Quel type de résistance est susceptible de barrer la route à des changements ?

La résistance peut être d’origine émotionnelle. Celle-ci peut être liée à la peur de l’incertitude, qui peut être fondée ou non fondée. Il y a une forme de résistance qui provient des craintes dues aux nouvelles procédures qui vont se manifester au niveau des opérations.

Qu’est-ce qui justifie qu’on consacre autant de temps pour gérer les changements occasionnés par un projet ?

C’est pour repérer les frayeurs qui envahissent les employés et pour identifier les remèdes appropriés. Ainsi on peut commencer à avoir le buy-in des employés et les mobiliser pour s’assurer du succès du projet. La résistance qui se manifeste au début de tout projet de changement est un processus naturel.

À quoi peut-on s’attendre si l’adhésion des personnes concernées directement par des changements n’a pas été obtenue préalablement à la mise en chantier d’un projet ?

Il s’agit de se rendre compte que la réussite au niveau de la concrétisation d’un projet n’a pas débouché sur les bénéfices escomptés et que l’explication réside dans l’absence de préparation du personnel à amorcer le virage proposé. Les gens en première ligne constituent, de toute évidence, les éléments auxquels on doit donner priorité lorsqu’on envisage d’introduire un changement quelconque. Autrement, on risque de perdre d’importantes ressources humaines qui partent parce qu’elles ont le sentiment qu’elles n’ont plus leur place dans l’organisation. L’absence d’une préparation peut potentiellement renforcer la tendance à la résistance. Cela peut compromettre la réussite d’un projet.

S’il y a un domaine qui a su faire de la résistance au changement, c’est celui de la politique. Qu’est-ce qui pourrait expliquer ce phénomène ?

Jim Rohn, entrepreneur et conférencier en matière de motivation, dit ceci : «On change pour une ou deux raisons, par inspiration ou par désespoir.» Si en politique, le pays n’est pas parvenu à se doter d’une troisième force, c’est peut-être parce qu’on n’est pas arrivé à ce point de désespoir. Cependant, si je devrais m’appuyer sur l’attitude des gens que je croise, je peux sentir l’imminence de cette troisième force.

Les signes de son émergence sont manifestes.
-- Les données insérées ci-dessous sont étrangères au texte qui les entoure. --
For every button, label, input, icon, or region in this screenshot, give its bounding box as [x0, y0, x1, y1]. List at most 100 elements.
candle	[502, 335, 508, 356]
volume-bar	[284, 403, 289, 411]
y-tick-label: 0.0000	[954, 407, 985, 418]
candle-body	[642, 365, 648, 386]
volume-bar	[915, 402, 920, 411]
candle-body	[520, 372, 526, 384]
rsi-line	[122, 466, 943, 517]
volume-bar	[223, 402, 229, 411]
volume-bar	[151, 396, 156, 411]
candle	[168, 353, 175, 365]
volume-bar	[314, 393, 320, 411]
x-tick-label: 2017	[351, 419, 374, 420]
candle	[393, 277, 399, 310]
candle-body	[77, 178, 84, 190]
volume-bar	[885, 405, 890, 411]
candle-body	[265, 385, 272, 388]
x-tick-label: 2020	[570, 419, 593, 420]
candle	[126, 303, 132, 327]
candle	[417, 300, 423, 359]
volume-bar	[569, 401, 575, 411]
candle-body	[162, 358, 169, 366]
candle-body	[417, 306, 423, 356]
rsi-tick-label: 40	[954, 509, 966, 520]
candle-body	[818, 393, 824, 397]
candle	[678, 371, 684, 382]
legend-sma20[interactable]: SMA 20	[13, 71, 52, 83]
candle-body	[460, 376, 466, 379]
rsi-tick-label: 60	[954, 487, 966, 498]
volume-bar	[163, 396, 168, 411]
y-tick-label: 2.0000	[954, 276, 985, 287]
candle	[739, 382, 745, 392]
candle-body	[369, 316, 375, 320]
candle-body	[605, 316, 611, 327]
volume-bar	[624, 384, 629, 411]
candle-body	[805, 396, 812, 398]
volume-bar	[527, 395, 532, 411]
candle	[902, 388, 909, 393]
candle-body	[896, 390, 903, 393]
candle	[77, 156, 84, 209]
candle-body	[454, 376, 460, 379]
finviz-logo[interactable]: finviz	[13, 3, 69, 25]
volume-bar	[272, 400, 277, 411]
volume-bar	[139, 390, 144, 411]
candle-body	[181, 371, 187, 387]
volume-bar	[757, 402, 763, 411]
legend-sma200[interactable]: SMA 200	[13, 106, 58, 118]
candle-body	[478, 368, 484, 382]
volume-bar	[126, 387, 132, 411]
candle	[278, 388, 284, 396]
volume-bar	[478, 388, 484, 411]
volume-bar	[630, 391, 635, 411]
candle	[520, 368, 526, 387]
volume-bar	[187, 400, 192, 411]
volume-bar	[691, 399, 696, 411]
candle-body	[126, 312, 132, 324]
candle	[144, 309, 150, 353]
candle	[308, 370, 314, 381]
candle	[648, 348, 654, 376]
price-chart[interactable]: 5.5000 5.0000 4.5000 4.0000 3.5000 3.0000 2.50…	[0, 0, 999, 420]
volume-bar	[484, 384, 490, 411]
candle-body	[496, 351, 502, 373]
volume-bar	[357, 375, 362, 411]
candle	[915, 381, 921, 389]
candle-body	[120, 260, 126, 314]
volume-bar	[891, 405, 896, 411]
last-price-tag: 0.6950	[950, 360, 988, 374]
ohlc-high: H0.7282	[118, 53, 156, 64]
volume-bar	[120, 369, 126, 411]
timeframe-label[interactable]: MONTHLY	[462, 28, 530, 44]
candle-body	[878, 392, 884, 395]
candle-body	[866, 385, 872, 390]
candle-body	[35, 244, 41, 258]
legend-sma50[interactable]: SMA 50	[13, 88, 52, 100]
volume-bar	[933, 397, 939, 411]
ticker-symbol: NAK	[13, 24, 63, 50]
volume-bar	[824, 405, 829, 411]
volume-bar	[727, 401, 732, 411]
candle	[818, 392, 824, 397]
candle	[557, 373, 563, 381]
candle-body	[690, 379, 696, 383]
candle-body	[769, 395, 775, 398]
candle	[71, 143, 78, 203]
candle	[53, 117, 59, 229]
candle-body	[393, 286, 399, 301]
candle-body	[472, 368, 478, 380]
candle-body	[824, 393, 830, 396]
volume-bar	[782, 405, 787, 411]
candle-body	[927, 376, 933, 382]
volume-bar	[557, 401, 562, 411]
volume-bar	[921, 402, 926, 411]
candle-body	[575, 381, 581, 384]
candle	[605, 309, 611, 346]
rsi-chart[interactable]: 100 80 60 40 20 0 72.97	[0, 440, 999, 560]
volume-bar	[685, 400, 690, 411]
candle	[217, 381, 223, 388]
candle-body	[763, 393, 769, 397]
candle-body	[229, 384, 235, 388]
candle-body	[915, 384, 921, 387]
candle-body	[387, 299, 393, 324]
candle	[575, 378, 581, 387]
À Maurice sur le plan de l’idéologie, il n’y a pas de grandes différences (NdlR, entre les partis). Il est temps qu’on ait une nouvelle force qui se positionne clairement et qui milite pour que Maurice dans son ensemble grandisse sur le plan socio-économique. Un pays qui ne se focalise pas sur les mesquineries et les dénonciations sommaires – ce que les gens de ma génération n’apprécient pas. On n’aime pas les scandales. On souhaite une direction qui tient compte de l’ensemble de l’intérêt de la nation dans tous les secteurs. Cette nouveauté va apparaître.

Pourquoi le passage à la prochaine étape tarde-t-il à se matérialiser ?

Ce qui manque, c’est l’engagement des jeunes. L’autre obstacle c’est le confort relatif dont jouit une large proportion de la population qui se situe dans la classe moyenne. Difficile de les inciter à des manifestations de rue aussi longtemps que cette classe est dans un bien-être relatif. On n’a pas atteint le point de désespoir et le niveau d’inspiration nécessaire pour provoquer une évolution sur le plan politique.

Les électeurs plus âgés sont prêts à entrer de plain-pied dans le cadre de cette troisième force mais, au moment de voter, par manque d’inspiration, ils votent pour les partis traditionnels. Il faut donc un parti qui inspire cette génération plus mûre qui, en même temps, répond aux besoins de la jeune génération.